I now work as an assistant to man who is, among other things, a professional story-teller. He travels and speaks, and often begins his messages with stories. And as I hear him speak, I realize that what makes him such a good speaker is that the stories he tells are not illustrations for theology. The stories are the message, whether they are stories from scripture or stories from his life or the lives of those around him (often a mix of both). The theology becomes an explication of those stories, an unpacking of the meaning. The stories are not a stepping stone to the theology, but the root of it.
If God had wanted an uninterrupted story or set of unchangeable propositions–a monolithic narrative or unmalleable theology–he would not have made us creative creatures that make decisions and shape the course of history. If he wanted an uninterrupted story, he would have made us machines that work but have no freedom, or he would have made us free and left us to our own devices. He does neither. He insists that this is not just his story nor is it just ours. He creates the human world and enters it–first through creation, then through his dealings with Israel and then–most intimately–through Jesus, God made flesh.

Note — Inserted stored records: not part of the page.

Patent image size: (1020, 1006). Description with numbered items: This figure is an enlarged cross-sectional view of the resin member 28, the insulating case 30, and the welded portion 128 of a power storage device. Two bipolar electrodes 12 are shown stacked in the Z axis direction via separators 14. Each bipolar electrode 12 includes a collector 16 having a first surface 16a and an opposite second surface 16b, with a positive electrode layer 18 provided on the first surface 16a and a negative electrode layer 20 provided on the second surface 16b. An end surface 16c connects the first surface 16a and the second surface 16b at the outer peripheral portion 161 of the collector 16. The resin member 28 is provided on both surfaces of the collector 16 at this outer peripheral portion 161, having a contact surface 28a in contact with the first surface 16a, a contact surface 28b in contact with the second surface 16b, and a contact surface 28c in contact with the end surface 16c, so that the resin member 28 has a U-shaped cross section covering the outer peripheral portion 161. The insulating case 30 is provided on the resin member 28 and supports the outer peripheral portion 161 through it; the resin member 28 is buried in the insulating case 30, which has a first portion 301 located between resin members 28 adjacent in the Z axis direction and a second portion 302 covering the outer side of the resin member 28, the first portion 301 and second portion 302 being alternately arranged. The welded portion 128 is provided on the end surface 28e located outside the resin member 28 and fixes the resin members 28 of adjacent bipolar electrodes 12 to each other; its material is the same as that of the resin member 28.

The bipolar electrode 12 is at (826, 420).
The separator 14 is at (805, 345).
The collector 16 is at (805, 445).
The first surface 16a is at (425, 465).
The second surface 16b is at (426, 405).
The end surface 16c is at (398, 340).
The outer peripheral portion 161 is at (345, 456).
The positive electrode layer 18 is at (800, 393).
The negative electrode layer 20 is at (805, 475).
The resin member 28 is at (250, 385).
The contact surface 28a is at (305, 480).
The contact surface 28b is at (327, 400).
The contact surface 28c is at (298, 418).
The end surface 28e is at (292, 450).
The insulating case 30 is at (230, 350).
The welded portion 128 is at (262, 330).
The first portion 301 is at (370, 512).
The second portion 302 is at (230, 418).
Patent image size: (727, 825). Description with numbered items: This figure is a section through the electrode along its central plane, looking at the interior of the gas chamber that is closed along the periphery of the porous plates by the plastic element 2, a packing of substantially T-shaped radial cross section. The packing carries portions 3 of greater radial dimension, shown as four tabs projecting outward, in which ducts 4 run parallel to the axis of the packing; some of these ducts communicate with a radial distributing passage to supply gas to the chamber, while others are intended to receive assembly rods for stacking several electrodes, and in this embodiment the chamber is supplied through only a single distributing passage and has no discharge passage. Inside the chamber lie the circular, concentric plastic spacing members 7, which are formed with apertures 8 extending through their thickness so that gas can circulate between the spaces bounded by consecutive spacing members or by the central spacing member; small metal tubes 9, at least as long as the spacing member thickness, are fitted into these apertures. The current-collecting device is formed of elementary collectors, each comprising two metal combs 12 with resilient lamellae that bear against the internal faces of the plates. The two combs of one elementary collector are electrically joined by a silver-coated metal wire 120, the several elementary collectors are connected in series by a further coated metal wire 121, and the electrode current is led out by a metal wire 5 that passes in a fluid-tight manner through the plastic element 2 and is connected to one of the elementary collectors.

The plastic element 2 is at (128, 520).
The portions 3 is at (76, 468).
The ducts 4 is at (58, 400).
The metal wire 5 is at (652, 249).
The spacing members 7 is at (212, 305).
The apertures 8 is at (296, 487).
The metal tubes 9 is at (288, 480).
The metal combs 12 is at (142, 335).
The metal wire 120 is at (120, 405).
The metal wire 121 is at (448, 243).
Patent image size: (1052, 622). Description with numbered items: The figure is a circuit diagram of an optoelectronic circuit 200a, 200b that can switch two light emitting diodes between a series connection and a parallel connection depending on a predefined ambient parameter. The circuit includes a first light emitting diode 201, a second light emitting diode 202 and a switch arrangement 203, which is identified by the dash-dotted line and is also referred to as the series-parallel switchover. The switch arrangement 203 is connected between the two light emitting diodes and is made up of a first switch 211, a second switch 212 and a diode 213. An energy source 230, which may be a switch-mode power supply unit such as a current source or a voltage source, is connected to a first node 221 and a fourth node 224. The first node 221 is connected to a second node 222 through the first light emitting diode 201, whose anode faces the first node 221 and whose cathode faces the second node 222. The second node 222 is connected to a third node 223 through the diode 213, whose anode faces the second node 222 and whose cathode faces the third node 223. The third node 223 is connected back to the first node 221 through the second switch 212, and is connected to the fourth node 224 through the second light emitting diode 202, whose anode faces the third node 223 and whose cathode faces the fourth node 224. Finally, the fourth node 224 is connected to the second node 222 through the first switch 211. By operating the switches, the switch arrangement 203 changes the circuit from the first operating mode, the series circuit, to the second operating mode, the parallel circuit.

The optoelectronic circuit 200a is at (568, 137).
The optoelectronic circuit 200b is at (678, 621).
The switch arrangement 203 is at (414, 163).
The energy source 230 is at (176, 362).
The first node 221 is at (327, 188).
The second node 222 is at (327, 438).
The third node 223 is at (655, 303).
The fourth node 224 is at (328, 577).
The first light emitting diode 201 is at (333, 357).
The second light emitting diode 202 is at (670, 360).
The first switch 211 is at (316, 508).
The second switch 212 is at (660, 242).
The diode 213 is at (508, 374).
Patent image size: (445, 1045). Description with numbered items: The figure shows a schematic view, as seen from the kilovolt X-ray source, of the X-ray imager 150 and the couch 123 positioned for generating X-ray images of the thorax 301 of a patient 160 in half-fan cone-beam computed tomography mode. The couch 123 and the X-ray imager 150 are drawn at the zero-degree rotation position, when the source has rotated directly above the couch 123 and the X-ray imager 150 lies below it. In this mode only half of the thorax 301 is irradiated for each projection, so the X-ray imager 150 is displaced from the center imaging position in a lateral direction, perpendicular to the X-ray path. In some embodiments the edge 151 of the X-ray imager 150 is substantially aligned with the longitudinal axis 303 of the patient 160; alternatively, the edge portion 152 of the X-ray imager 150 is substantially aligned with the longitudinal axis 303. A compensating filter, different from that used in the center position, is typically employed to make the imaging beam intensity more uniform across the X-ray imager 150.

Stories come first. The Gospel–the ‘announcement’ or ‘proclamation’–of Jesus the Christ (‘the Messiah’) is the height of a series of stories that began long ago. The four canonical Gospels (Matthew, Mark, Luke, and John) contain some of the earliest traditions about how Jesus’ story collided with the story of Israel and how the experiences of Jesus’ followers collided with Jesus. Although the letters of the Apostle Paul were in circulation before the four Gospels were written, these Gospels are based largely on stories that people were already telling in the community about Jesus. Paul takes the stories of Jesus and begins to unpack them for the new faith communities that are springing up across the Mediterranean world, explaining the narrative and theological significance of Jesus’ life–significance that had only just started coming to light.
Stories come first. Stories should not compete with theology, but be the basis of theological reflection–and then that reflection, in turn, begins to shape and re-shape our stories as the stories are told again and again in new ways and in new communities. Stories are not (primarily) illustrations for theology, but the soil where the seed of experience begins to be nourished by the water and sun of reflection.